Three dilemmas of pricing services

► Dilemma 1: Whatever You Quote, They Want It for Less

The buying and selling of consulting services isn't like other shopping experiences—it's more like shopping in a bazaar than in a supermarket or department store. After all, you pay for groceries before you consume them and they have set prices; but neither of these conditions is true for consulting services.

Guerrillas are right at home in the consulting bazaar, where pricing is a process of give-and-take to reach agreement with clients on the worth, or value, of the consultant's services. But all too often, clients are not comfortable haggling over fees, and they can't connect their perception of value with the hefty price of most consulting services.

Interpretations of value vary greatly from person to person and time to time. Like the differing takes on the worth of that Van Gogh painting, it's likely that you and your clients will begin with divergent perspectives on the right price for your services.

Instead of focusing on the monetary or other benefits they stand to gain from consulting work, clients tend to evaluate price by scrutinizing how many hours consultants put into projects.

One client objected to a proposal to improve sales force productivity that included 10 consultants, billed at a substantial hourly rate, for 12 weeks. By focusing on the number of hours and the hourly rate, the client was ready to cancel the project as too pricey. Once the client and consultant worked together to calculate the estimated value of the project outcome, the proposed fees were found to be less than 2 percent of the conservatively estimated benefit the client would achieve.

Whatever pricing approach you ultimately choose for a project, your first objective is to help clients get a realistic understanding of a project's benefits and what those benefits are worth. Then the consultant's fees can be assessed in the context of that value.

Even when clients factor in the value of benefits, most will still push for the best possible deal. For decades, consultants have trained clients to expect negotiable prices, so anticipate some pushback on price. No matter how compelling the cost benefit, clients will always want to pay less.

► Dilemma 2: You Can Never Know Everything

When clients and consultants evaluate price, both are influenced by gaps in their respective information. Both sides have unresolved risk, making it difficult to evaluate proposed fees. Clients know that it's impossible to judge the true quality of consulting work until projects have been completed, so they try to mitigate the risk of imperfect information. Clients usually insist that:

► Price be fixed and predictable before the project begins.

► Tsrms of payment will stretch out until the project is completed.

► They get to interview and select the consulting team members.

► The client is the final arbiter of what defines project completion.

Conversely, consultants know that even after the most detailed, up-front discovery process and analysis, surprises can cause their profits to evaporate. Therefore, pricing must take into consideration whether project success is achievable in the client's environment.
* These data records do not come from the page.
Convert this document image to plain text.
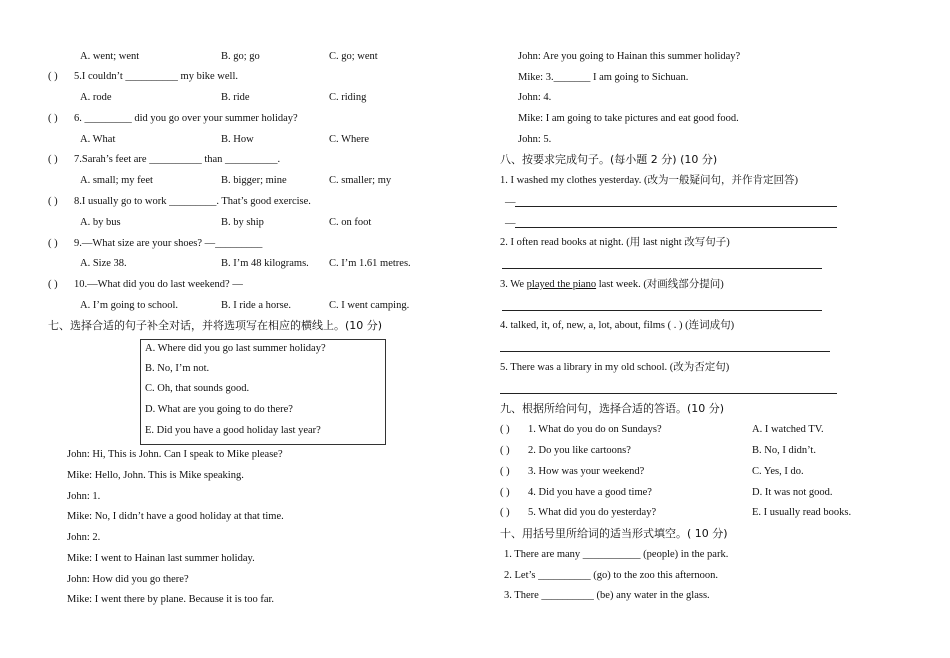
A. went; went	B. go; go	C. go; went
( ) 5.I couldn’t __________ my bike well.
A. rode	B. ride	C. riding
( ) 6. _________ did you go over your summer holiday?
A. What	B. How	C. Where
( ) 7.Sarah’s feet are __________ than __________.
A. small; my feet	B. bigger; mine	C. smaller; my
( ) 8.I usually go to work _________. That’s good exercise.
A. by bus	B. by ship	C. on foot
( ) 9.—What size are your shoes? —_________
A. Size 38.	B. I’m 48 kilograms. C. I’m 1.61 metres.
( ) 10.—What did you do last weekend? —
A. I’m going to school.	B. I ride a horse.	C. I went camping.
七、选择合适的句子补全对话，并将选项写在相应的横线上。(10 分)
A. Where did you go last summer holiday?
B. No, I’m not.
C. Oh, that sounds good.
D. What are you going to do there?
E. Did you have a good holiday last year?
John: Hi, This is John. Can I speak to Mike please?
Mike: Hello, John. This is Mike speaking.
John: 1.
Mike: No, I didn’t have a good holiday at that time.
John: 2.
Mike: I went to Hainan last summer holiday.
John: How did you go there?
Mike: I went there by plane. Because it is too far.
John: Are you going to Hainan this summer holiday?
Mike: 3._______ I am going to Sichuan.
John: 4.
Mike: I am going to take pictures and eat good food.
John: 5.
八、按要求完成句子。(每小题 2 分) (10 分)
1. I washed my clothes yesterday. (改为一般疑问句，并作肯定回答)
—
—
2. I often read books at night. (用 last night 改写句子)
3. We played the piano last week. (对画线部分提问)
4. talked, it, of, new, a, lot, about, films ( . ) (连词成句)
5. There was a library in my old school. (改为否定句)
九、根据所给问句，选择合适的答语。(10 分)
( ) 1. What do you do on Sundays?	A. I watched TV.
( ) 2. Do you like cartoons?	B. No, I didn’t.
( ) 3. How was your weekend?	C. Yes, I do.
( ) 4. Did you have a good time?	D. It was not good.
( ) 5. What did you do yesterday?	E. I usually read books.
十、用括号里所给词的适当形式填空。( 10 分)
1. There are many ___________ (people) in the park.
2. Let’s __________ (go) to the zoo this afternoon.
3. There __________ (be) any water in the glass.
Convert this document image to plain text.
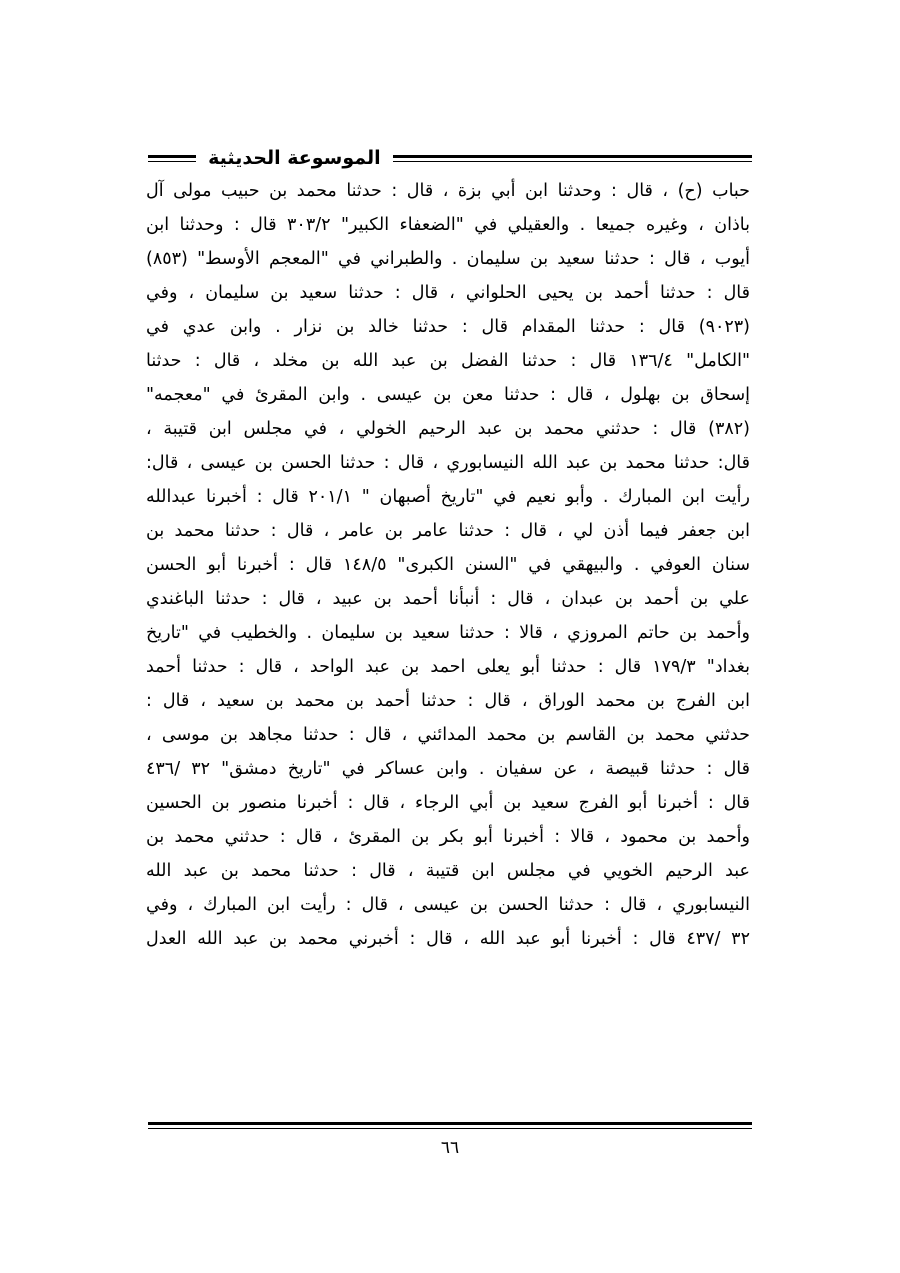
الموسوعة الحديثية
حباب (ح) ، قال : وحدثنا ابن أبي بزة ، قال : حدثنا محمد بن حبيب مولى آل
باذان ، وغيره جميعا . والعقيلي في "الضعفاء الكبير" ٣٠٣/٢ قال : وحدثنا ابن
أيوب ، قال : حدثنا سعيد بن سليمان . والطبراني في "المعجم الأوسط" (٨٥٣)
قال : حدثنا أحمد بن يحيى الحلواني ، قال : حدثنا سعيد بن سليمان ، وفي
(٩٠٢٣) قال : حدثنا المقدام قال : حدثنا خالد بن نزار . وابن عدي في
"الكامل" ١٣٦/٤ قال : حدثنا الفضل بن عبد الله بن مخلد ، قال : حدثنا
إسحاق بن بهلول ، قال : حدثنا معن بن عيسى . وابن المقرئ في "معجمه"
(٣٨٢) قال : حدثني محمد بن عبد الرحيم الخولي ، في مجلس ابن قتيبة ،
قال: حدثنا محمد بن عبد الله النيسابوري ، قال : حدثنا الحسن بن عيسى ، قال:
رأيت ابن المبارك . وأبو نعيم في "تاريخ أصبهان " ٢٠١/١ قال : أخبرنا عبدالله
ابن جعفر فيما أذن لي ، قال : حدثنا عامر بن عامر ، قال : حدثنا محمد بن
سنان العوفي . والبيهقي في "السنن الكبرى" ١٤٨/٥ قال : أخبرنا أبو الحسن
علي بن أحمد بن عبدان ، قال : أنبأنا أحمد بن عبيد ، قال : حدثنا الباغندي
وأحمد بن حاتم المروزي ، قالا : حدثنا سعيد بن سليمان . والخطيب في "تاريخ
بغداد" ١٧٩/٣ قال : حدثنا أبو يعلى احمد بن عبد الواحد ، قال : حدثنا أحمد
ابن الفرج بن محمد الوراق ، قال : حدثنا أحمد بن محمد بن سعيد ، قال :
حدثني محمد بن القاسم بن محمد المدائني ، قال : حدثنا مجاهد بن موسى ،
قال : حدثنا قبيصة ، عن سفيان . وابن عساكر في "تاريخ دمشق" ٣٢ /٤٣٦
قال : أخبرنا أبو الفرج سعيد بن أبي الرجاء ، قال : أخبرنا منصور بن الحسين
وأحمد بن محمود ، قالا : أخبرنا أبو بكر بن المقرئ ، قال : حدثني محمد بن
عبد الرحيم الخويي في مجلس ابن قتيبة ، قال : حدثنا محمد بن عبد الله
النيسابوري ، قال : حدثنا الحسن بن عيسى ، قال : رأيت ابن المبارك ، وفي
٣٢ /٤٣٧ قال : أخبرنا أبو عبد الله ، قال : أخبرني محمد بن عبد الله العدل
٦٦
Consultants must assess whether the client's team can pull off the job and the client's organization is prepared to accept the changes the project will bring. More important, consultants must be sure that the project scope and schedule are not so aggressive that they overrun fees. Consultants must account for these risks in determining price. To protect themselves, consultants should look for pricing strategies that provide:

► A variable and flexible pricing structure

► Some payment up front

► A fixed, achievable schedule

► Commitment to additional fees if extraordinary circumstances arise

Even when there's a track record of past performance, what the client and consultant don't know about their risks creates a fundamental conflict between them, which can result in lengthy fee negotiations. What's called for is open, frank discussion of the risks on both sides that will lead to price agreement and allow the project to be launched.

Consumers buy in a certain fashion, whether it's a major appliance, a vehicle, or home furnishings. They gather information about the product from the Web, magazines, print and television ads, and their friends. Then they comparison shop: They compare prices, options, features, colors, availability, delivery schedules, installation charges, warranty, and vendor and manufacturers' track records.
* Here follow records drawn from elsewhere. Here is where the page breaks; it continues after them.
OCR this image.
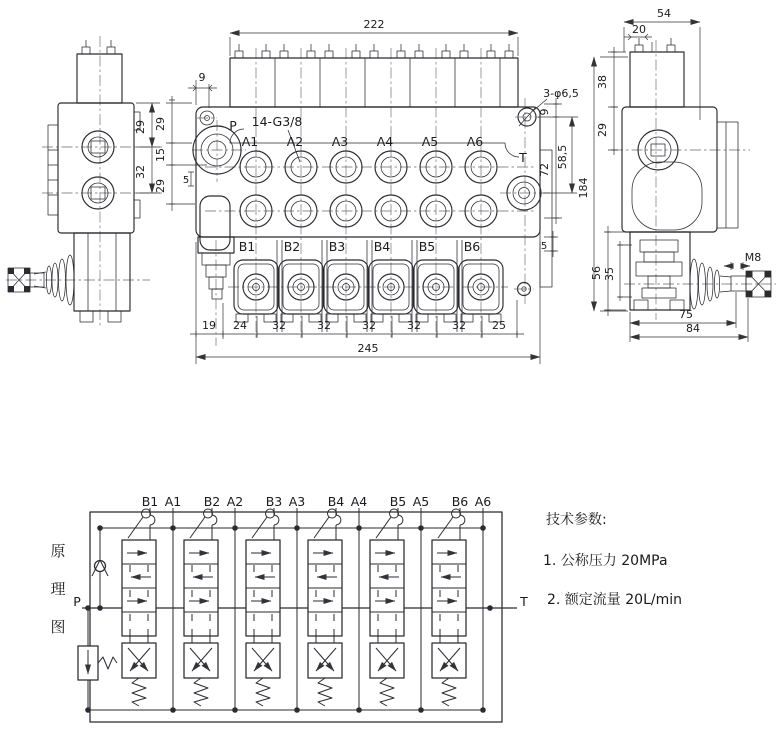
29
32
P
T
A1 A2 A3 A4 A5 A6
B1 B2 B3 B4 B5 B6
14-G3/8
3-φ6,5
222
9
29
15
29 5
9
72
58,5
5
184
19 24 32	32	32	32	32 25
245
54
20
38
29
56 35
M8
75
84
原
理
图
P	T
B1 A1 B2 A2 B3 A3 B4 A4 B5 A5 B6 A6
技术参数:
1. 公称压力 20MPa
2. 额定流量 20L/min
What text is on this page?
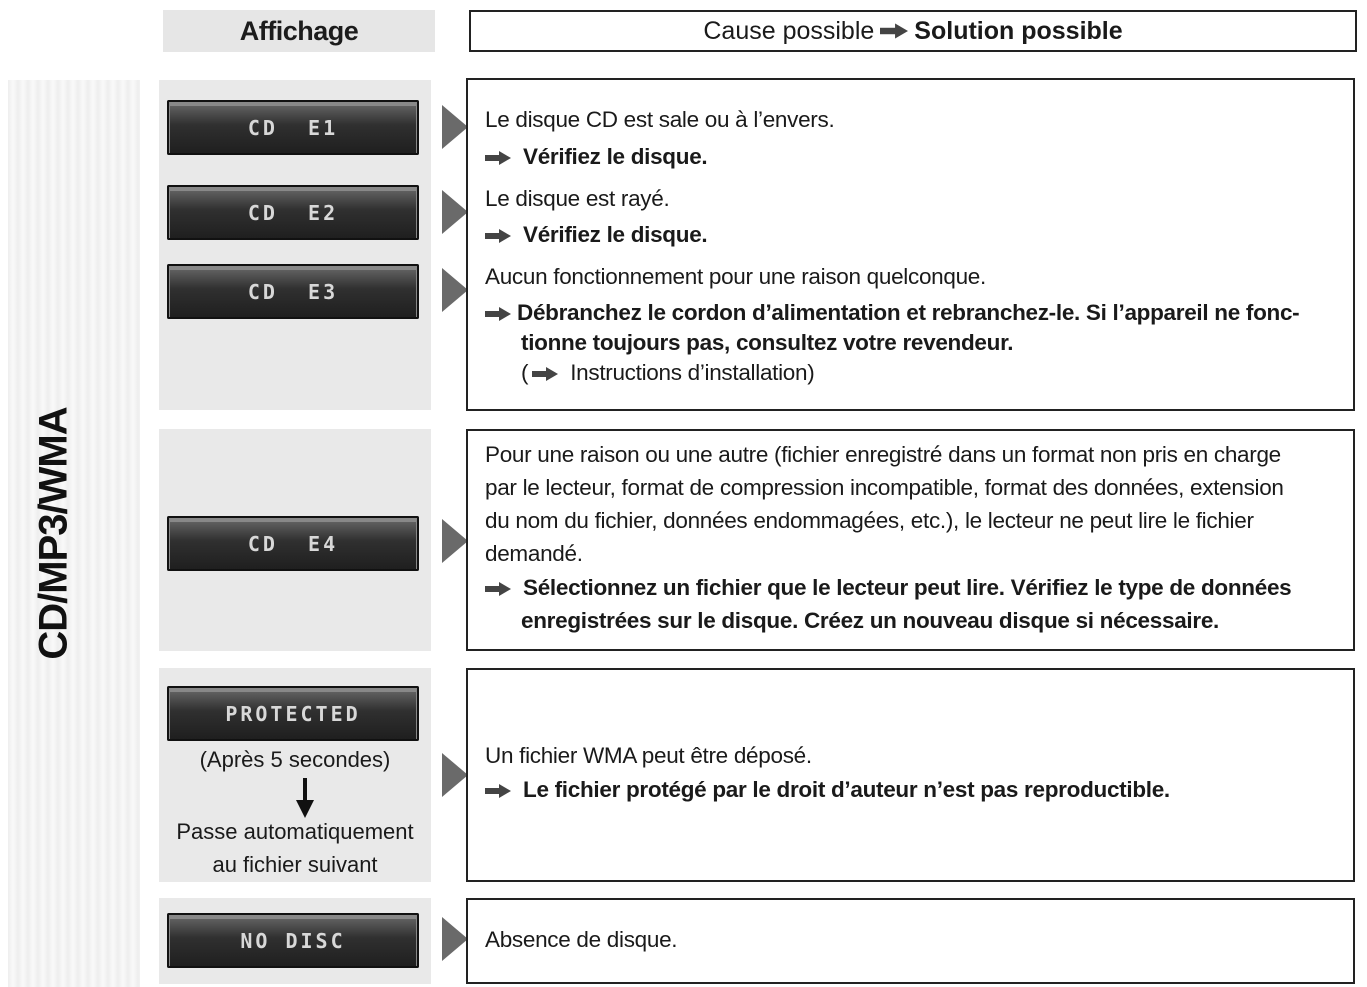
Affichage	Cause possible Solution possible
CD/MP3/WMA
CD  E1
CD  E2
CD  E3
Le disque CD est sale ou à l’envers.
Vérifiez le disque.
Le disque est rayé.
Vérifiez le disque.
Aucun fonctionnement pour une raison quelconque.
Débranchez le cordon d’alimentation et rebranchez-le. Si l’appareil ne fonc-
tionne toujours pas, consultez votre revendeur.
( Instructions d’installation)
CD  E4
Pour une raison ou une autre (fichier enregistré dans un format non pris en charge
par le lecteur, format de compression incompatible, format des données, extension
du nom du fichier, données endommagées, etc.), le lecteur ne peut lire le fichier
demandé.
Sélectionnez un fichier que le lecteur peut lire. Vérifiez le type de données
enregistrées sur le disque. Créez un nouveau disque si nécessaire.
PROTECTED
(Après 5 secondes)
Passe automatiquement
au fichier suivant
Un fichier WMA peut être déposé.
Le fichier protégé par le droit d’auteur n’est pas reproductible.
NO DISC	Absence de disque.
Then the analysis begins. Consumers ask, "Can I afford it?" "Are there less expensive, comparable alternatives?" "Can I get the model I really want for less money elsewhere?"

If buyers of consulting services could ask essentially the same questions, their task would be far less complex. But consulting services are customized for each project, so it's tough to use the same rules as for buying a dishwasher or a television.

Another complication is that, despite a client's effort to specify project needs, each consultant will respond with a different proposal, approach, and price. It's not unusual to hear a client say that one firm's proposed price is twice as high as a competing firm's bid.

Sorting out differences in price and options can be time consuming and unpleasant for clients. Consultants can simplify matters by describing, in quantifiable terms, a realistic estimate of the project benefits. With that information, clients have a solid basis for comparing your price with your worth.

The secret to winning projects is not having the lowest price, but the highest perceived value. Spend as much time calculating a realistic contribution to client value as you do figuring out your fee, and make sure the client understands both. You'll make your client's decision process simpler and tip the scales in your favor. So the right question is not "How much does it cost?" but "How much is it worth to the client?"